Court Opinion

ID: 8330002
Source: CourtListenerOpinion
Date Created: 2022-10-17 20:47:20.964859+00
Date Added: 2024-06-11T16:45:26.172013
License: Public Domain

Daniels, J.
The action is prosecuted by the plaintiffs as judgment creditors to set aside as fraudulent, a general assignment by the defendant, John I. Brooks, for the benefit of creditors. He was the surviving partner of the firm composed of himself and Edward 0. Brooks, deceased. His partner died in September, 1883, and he himself carried on the business until this assignment was made on the 3d of March, 1884. It included so much of the partnership stock as still remained undisposed of, and such further goods as the assignor himself had purchased and added to the stock during this intervening period, and still remained unsold. By the assignment preferences were made which were directed to be paid out of the proceeds of the assigned property, and the plaintiffs have objected to the legality of the assignment, on the ground that the assignor could not in this manner devote his own individual property to the payment of debts owing by the firm, of which he had been a member. But this objection cannot be sustained, for the reason that the law permits a partner to appropriate his own individual property, as well as that of the firm, to the payment ef partnership debts. This was considered and held in Kirby v. Schoonmaker (3 Barb. Ch., 46), and that principle was followed in Hurlbert v. Dean, (2 Abb. Ct. App., 429). It was also considered the law in Egberts v. Wood (3 Paige, 517, 526), and Shanks v. Klein (104 U. S., 18), seems to have preceded upon the same understanding of the law.

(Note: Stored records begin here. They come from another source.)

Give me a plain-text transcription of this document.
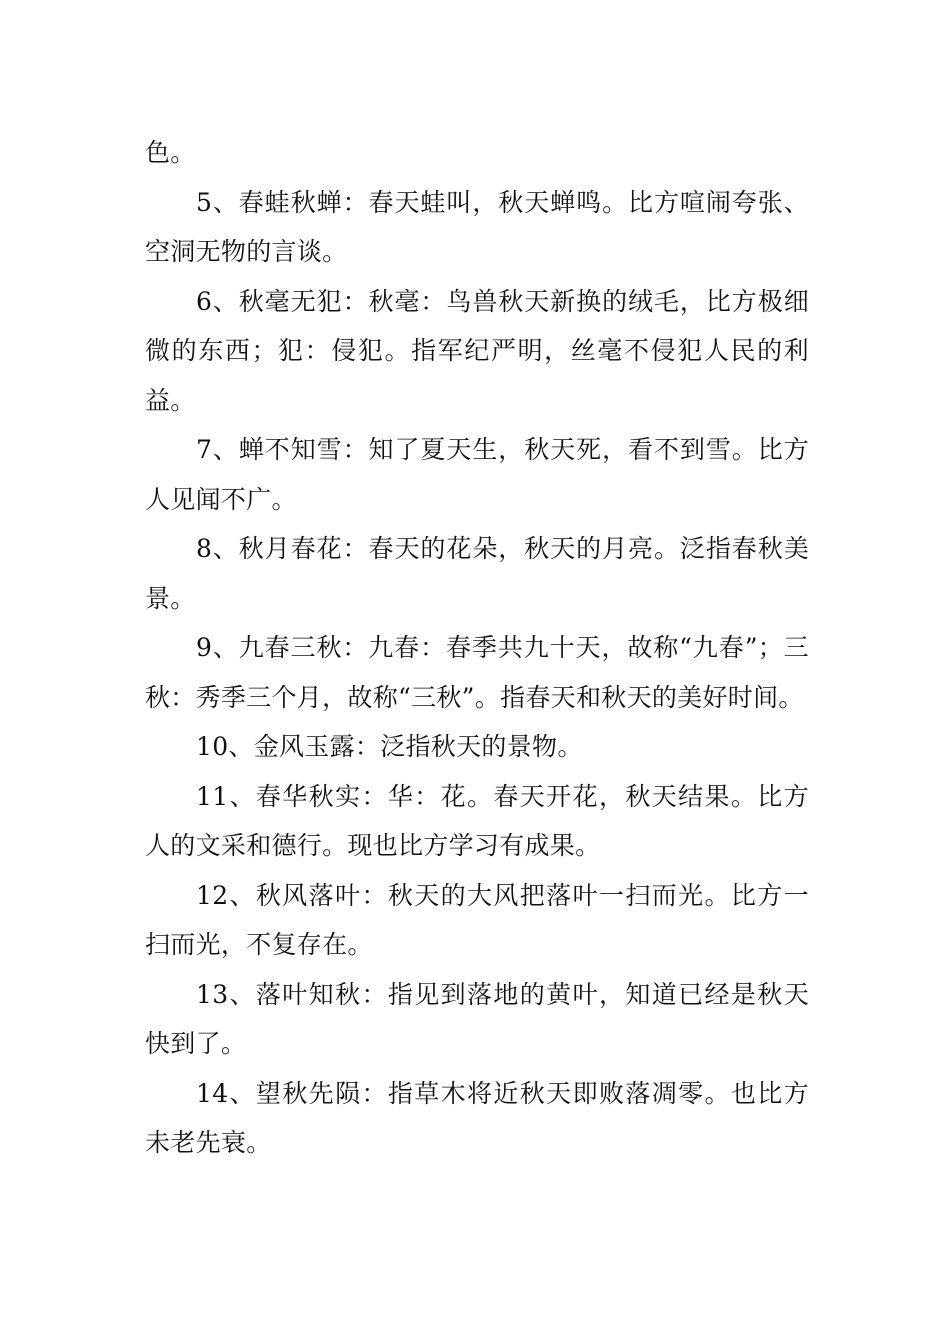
色。

5、春蛙秋蝉：春天蛙叫，秋天蝉鸣。比方喧闹夸张、空洞无物的言谈。

6、秋毫无犯：秋毫：鸟兽秋天新换的绒毛，比方极细微的东西；犯：侵犯。指军纪严明，丝毫不侵犯人民的利益。

7、蝉不知雪：知了夏天生，秋天死，看不到雪。比方人见闻不广。

8、秋月春花：春天的花朵，秋天的月亮。泛指春秋美景。

9、九春三秋：九春：春季共九十天，故称“九春”；三秋：秀季三个月，故称“三秋”。指春天和秋天的美好时间。

10、金风玉露：泛指秋天的景物。

11、春华秋实：华：花。春天开花，秋天结果。比方人的文采和德行。现也比方学习有成果。

12、秋风落叶：秋天的大风把落叶一扫而光。比方一扫而光，不复存在。

13、落叶知秋：指见到落地的黄叶，知道已经是秋天快到了。

14、望秋先陨：指草木将近秋天即败落凋零。也比方未老先衰。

*588A further objection taken to the assignment is that one assignor as a surviving partner had no authority to make it and include in it the property of the preceding firm. But this has been held otherwise in the case of Williams v. Whedon (39 Hun, 98), and in the still more recent case of Emerson v. Senter (118 U. S., 2). And these decisions to some extent, certainly reduce the force and effect of Nelson v. Tenney (36 Hun, 327), which, however, does not control the point now being considered.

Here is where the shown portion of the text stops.